Serum levels of cell adhesion molecules in patients with neuromyelitis optica spectrum disorder

Objectives Blood–brain barrier (BBB) disruption is a critical pathological process involved in neuromyelitis optica spectrum disorder (NMOSD). Here, we characterized the profile of five cell adhesion molecules in patients with NMOSD. Methods We measured levels of cell adhesion molecules, including ICAM‐1, ICAM‐2, VCAM‐1, PECAM‐1, and NCAM‐1, in the serum of 28 patients with NMOSD, 24 patients with multiple sclerosis (MS), and 25 healthy controls (HCs).

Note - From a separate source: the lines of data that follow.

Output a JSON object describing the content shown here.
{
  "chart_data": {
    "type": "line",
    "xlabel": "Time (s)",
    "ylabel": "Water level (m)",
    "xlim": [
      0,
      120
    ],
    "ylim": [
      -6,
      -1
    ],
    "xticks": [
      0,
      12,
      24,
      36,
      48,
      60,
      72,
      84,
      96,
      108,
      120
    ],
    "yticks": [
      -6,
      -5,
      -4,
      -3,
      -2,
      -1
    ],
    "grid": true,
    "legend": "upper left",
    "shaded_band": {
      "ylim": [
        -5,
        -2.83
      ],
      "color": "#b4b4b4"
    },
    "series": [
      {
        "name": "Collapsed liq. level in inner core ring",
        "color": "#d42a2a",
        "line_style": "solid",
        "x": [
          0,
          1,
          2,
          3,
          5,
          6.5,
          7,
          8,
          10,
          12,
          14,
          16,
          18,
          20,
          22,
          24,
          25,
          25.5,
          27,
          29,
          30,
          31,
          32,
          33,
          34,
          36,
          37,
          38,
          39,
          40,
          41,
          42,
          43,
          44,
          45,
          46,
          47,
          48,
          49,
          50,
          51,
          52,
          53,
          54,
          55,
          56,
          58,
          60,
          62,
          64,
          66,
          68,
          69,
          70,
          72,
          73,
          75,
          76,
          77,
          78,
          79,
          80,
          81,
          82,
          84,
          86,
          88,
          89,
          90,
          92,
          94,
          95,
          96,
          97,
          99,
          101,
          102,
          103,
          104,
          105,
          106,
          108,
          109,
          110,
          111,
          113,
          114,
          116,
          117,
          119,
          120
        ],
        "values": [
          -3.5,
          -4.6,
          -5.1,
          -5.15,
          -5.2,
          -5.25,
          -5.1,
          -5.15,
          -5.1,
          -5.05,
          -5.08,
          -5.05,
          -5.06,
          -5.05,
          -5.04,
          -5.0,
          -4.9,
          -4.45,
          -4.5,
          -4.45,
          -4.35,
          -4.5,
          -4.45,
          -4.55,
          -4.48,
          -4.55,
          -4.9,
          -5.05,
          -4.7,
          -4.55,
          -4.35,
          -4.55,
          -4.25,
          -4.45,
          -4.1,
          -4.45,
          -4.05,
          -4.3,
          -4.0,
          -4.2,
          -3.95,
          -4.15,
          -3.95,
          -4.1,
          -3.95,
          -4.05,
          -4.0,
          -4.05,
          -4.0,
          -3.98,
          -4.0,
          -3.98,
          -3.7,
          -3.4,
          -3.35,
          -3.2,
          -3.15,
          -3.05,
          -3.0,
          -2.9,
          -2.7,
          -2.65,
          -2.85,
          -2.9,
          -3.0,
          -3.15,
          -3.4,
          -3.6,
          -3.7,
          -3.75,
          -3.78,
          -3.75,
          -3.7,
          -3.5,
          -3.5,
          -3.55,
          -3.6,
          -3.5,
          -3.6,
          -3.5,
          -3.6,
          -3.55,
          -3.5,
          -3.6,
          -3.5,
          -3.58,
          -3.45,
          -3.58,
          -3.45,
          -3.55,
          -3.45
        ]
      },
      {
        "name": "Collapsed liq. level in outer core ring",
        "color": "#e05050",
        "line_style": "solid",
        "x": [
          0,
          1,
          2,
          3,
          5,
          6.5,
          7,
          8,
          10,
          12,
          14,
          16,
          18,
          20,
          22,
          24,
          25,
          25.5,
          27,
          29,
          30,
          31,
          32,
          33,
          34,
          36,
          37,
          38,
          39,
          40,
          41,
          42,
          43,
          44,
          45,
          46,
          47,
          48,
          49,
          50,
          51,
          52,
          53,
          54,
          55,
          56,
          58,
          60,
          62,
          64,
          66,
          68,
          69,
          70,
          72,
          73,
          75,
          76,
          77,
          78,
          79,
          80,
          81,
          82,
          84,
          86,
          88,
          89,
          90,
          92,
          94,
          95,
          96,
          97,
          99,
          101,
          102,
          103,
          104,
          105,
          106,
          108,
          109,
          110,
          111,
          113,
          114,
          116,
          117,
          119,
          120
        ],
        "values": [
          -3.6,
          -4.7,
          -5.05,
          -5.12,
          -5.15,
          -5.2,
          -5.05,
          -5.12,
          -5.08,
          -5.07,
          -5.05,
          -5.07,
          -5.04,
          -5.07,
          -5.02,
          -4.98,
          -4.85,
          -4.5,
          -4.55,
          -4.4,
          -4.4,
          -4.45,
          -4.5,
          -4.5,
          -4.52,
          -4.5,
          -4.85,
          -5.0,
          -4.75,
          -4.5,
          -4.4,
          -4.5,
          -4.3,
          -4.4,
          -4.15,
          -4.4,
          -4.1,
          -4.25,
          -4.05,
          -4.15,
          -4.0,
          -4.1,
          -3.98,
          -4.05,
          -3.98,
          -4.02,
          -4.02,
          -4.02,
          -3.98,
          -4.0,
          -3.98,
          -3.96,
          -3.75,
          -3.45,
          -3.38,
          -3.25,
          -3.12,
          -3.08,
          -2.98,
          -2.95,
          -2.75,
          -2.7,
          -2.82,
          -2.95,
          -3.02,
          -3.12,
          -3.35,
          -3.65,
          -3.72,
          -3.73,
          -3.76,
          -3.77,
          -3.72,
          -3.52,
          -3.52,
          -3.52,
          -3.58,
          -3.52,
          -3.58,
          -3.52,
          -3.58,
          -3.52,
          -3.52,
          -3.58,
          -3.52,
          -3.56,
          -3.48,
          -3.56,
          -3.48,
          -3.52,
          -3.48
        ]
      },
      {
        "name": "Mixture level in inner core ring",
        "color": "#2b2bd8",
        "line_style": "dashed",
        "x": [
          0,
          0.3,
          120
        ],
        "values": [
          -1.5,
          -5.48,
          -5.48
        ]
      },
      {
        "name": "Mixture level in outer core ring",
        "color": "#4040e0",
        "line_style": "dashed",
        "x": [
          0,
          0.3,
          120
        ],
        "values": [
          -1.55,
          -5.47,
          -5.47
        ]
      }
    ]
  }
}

Results ICAM‐2 levels (median: 394.8 ng/mL) were increased in patients with NMOSD compared with MS (267.1 ng/mL, P  = 0.005) and HCs (257.4 ng/mL, P  = 0.007), and VCAM‐1 and ICAM‐1 levels were higher in patients with NMOSD (641.9 ng/mL and 212.7 ng/mL, respectively) compared with HCs (465 ng/mL [ P  = 0.013] and 141.8 ng/mL [ P  = 0.002], respectively). However, serum PECAM‐1 levels were lower in patients with NMOSD (89.62 ng/mL) compared with MS (106.9 ng/mL, P  = 0.015) and HCs (107.2 ng/mL, P  = 0.007). Receiver operating characteristic curve analysis revealed that PECAM‐1 (area under the curve (AUC): 0.729) and ICAM‐2 (AUC: 0.747) had adequate abilities to distinguish NMOSD from MS, and VCAM‐1 (AUC: 0.719), PECAM‐1 (area under the curve: 0.743), ICAM‐1 (AUC: 0.778), and ICAM‐2 (AUC: 0.749) exhibited potential to differentiate NMOSD and HCs. Serum levels of PECAM‐1 also demonstrated a negative correlation with Kurtzke Expanded Disability Status Scale scores in patients with NMOSD. Interpretation Our results reveal possible BBB breakdown signals specifically observed in NMOSD and highlight the potential role of cell adhesion molecules as biomarkers of this disease.